M Rivette includes the Pirandello play to mirror, perhaps, the offstage events, as a kind of parallel backdrop to our sextet's shenanigans. The play relates the story of an amnesic woman trying to sort out who she is, as she returns to a husband she does not remember. In the play, the question of identity is explored. Can one really know anyone? Our six characters think that they do know the people around them. (Viewers unfamiliar with the play may find these staged scenes to distract more than enlighten. Nevertheless, the film loses little by their exclusion. On the other hand, paying closer heed to the play's excerpts in another viewing might not be a bad idea.)
The threads of relationships will intertwine in various and unexpected ways; some ties will be forged and some also broken.
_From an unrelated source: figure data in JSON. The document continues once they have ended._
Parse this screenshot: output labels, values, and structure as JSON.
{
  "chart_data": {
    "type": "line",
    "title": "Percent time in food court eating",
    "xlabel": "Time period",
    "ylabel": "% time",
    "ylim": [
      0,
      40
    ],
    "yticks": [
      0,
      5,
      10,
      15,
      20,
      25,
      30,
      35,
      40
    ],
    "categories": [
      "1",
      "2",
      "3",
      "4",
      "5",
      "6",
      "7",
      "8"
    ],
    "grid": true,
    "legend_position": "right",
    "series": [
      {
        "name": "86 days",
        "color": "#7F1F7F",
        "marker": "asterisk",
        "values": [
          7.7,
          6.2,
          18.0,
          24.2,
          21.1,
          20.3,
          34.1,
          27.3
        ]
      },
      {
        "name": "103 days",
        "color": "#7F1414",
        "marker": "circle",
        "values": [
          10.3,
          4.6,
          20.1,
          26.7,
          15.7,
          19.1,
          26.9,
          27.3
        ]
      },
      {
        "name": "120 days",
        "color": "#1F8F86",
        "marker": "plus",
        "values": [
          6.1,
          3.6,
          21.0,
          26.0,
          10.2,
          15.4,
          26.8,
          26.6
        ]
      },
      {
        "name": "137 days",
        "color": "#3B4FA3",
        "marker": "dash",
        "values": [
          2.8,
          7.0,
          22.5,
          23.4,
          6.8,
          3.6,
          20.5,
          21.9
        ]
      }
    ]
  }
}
Eventually all the messy entanglements sort themselves out. In the finale, the cast moves wholly into the world of the theatre. M Rivette stages a whimsical and comically absurd dance (in a scene reminiscent of Max Ophuls' La Ronde) that closes this comic tale of romantic mishaps on a light and pleasant note (actually, to Peggy Lee's cool, sexy and vibrant rendition of Senza Fine / Without End). Here "real life", cinema and theatre all blend into one another.
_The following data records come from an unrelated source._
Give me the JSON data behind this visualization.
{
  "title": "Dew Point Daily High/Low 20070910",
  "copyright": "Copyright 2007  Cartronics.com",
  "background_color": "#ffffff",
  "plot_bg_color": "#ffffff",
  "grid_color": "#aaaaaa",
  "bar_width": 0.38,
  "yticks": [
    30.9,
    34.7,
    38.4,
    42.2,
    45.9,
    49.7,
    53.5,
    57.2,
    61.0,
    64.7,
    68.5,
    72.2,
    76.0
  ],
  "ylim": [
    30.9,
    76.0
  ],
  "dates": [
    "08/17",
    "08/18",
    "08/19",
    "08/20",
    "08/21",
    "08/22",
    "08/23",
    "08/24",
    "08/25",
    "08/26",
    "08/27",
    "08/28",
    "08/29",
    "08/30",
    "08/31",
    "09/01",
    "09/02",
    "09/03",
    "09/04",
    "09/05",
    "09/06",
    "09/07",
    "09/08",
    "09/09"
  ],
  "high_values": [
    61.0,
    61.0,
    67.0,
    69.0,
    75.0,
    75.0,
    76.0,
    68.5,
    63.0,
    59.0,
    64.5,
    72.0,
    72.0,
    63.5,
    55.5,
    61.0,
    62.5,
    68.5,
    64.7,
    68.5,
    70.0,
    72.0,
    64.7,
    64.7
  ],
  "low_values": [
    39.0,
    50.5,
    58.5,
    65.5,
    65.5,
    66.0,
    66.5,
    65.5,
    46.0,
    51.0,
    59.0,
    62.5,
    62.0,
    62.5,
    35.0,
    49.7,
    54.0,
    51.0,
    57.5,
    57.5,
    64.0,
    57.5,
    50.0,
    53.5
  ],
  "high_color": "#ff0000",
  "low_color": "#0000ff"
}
Our protagonists come away a bit wiser for all their preceding couplings and uncouplings, taking decisions based on a lot of uncertainties. How do we know when we truly love another, or when another truly loves us? As the film's title might suggest, love still remains beyond the understanding of mortals, least of all by those enmeshed in it. We can only watch its consequences play out, those strange and sometimes wonderful things we are driven to do—or prevented from doing—for the sake of love. Our characters all fall victim to human frailty in matters of the heart—for who can truly fathom the inner workings of that mysterious seat of emotion and desire?
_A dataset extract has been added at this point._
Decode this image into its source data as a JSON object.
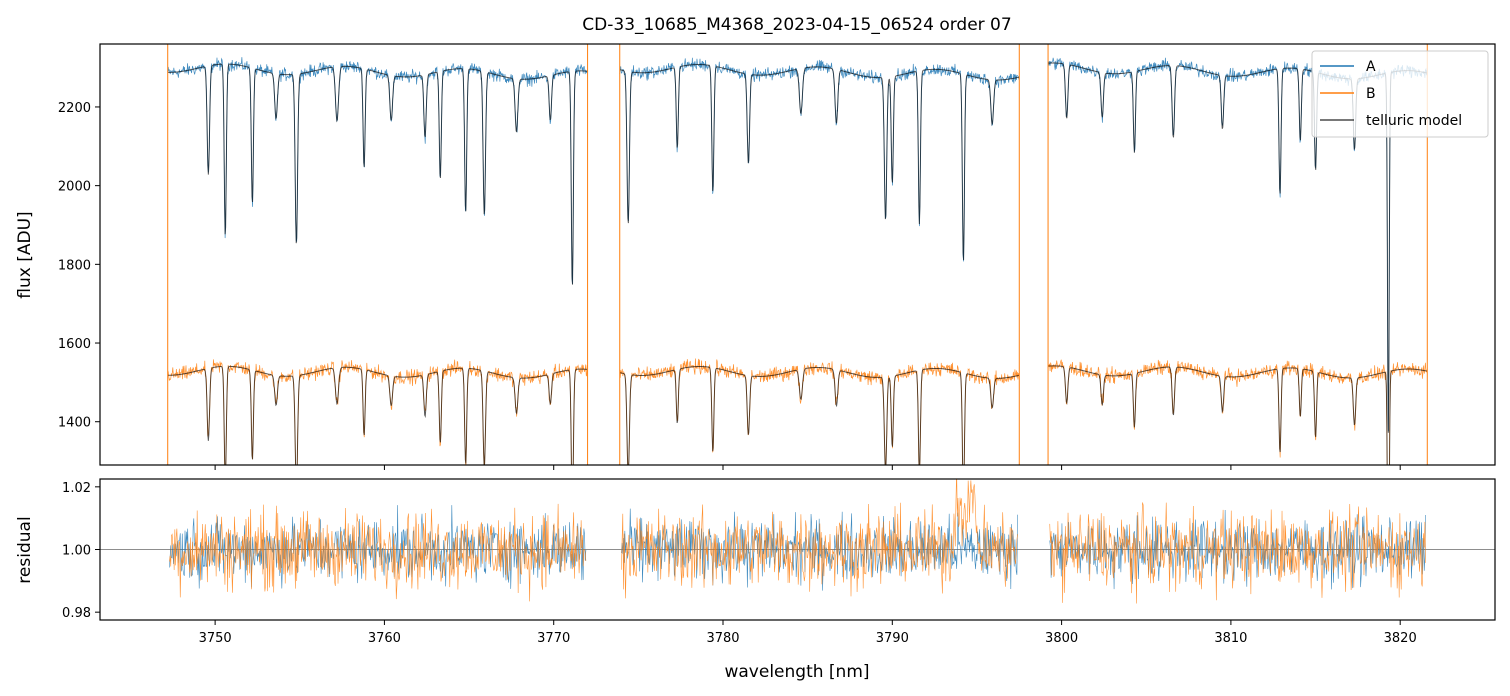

While the final sequence may please many, it may also disappoint some, especially those used to literal onscreen storytelling. Few, though, will deny that they had fun on the cinematic journey towards that gentle dénouement .
Credit for the sparkling script goes to Christine Laurent, Pascale Bonitzer and of course, M Rivette himself. Many thanks are due William Lubtchansky, for the pictures of a leafy Parisian park in all its springtime loveliness, the bright and vivid colors of a modern stage play, the comforting dull sheen of the large wooden tables at the library, the relaxed intimacy of a small dinner, and other milieux all meticulously, perfectly illuminated and photographed.
At the helm of it all, using a sure but light hand is the master himself, Jacques Rivette. His well-known penchant for encouraging improvisation among his actors gives this film a stimulating spontaneity within a disciplined framework. He may have completed some seventy-four birthdays by now, but he retains an irrepressibly optimistic and youthful spirit in Va Savoir! that also betrays a kindness and understanding that come only with true wisdom.
And all the forgoing has been a most miserable, wordy and roundabout attempt to simply say that this film, folks—Va Savoir!—is a genuine comedic delight you shouldn't miss.
Random film notes:
Running just under three hours (154 minutes), this film might be one of the shorter ones in the entire Rivette filmography.
The title in English is given officially as Who Knows?, but Go Figure! seems a better choice.
Unlike a lot of non-English-language DVDs, this one does give you the option to turn off the English subtitles.
And for those who really need to know, the video transfer is flawless, presented in widescreen format, and the French dialogue and Italian stage lines are digitally rendered in Dolby Surround. Besides the usual scene selections, a few movie trailers are also included.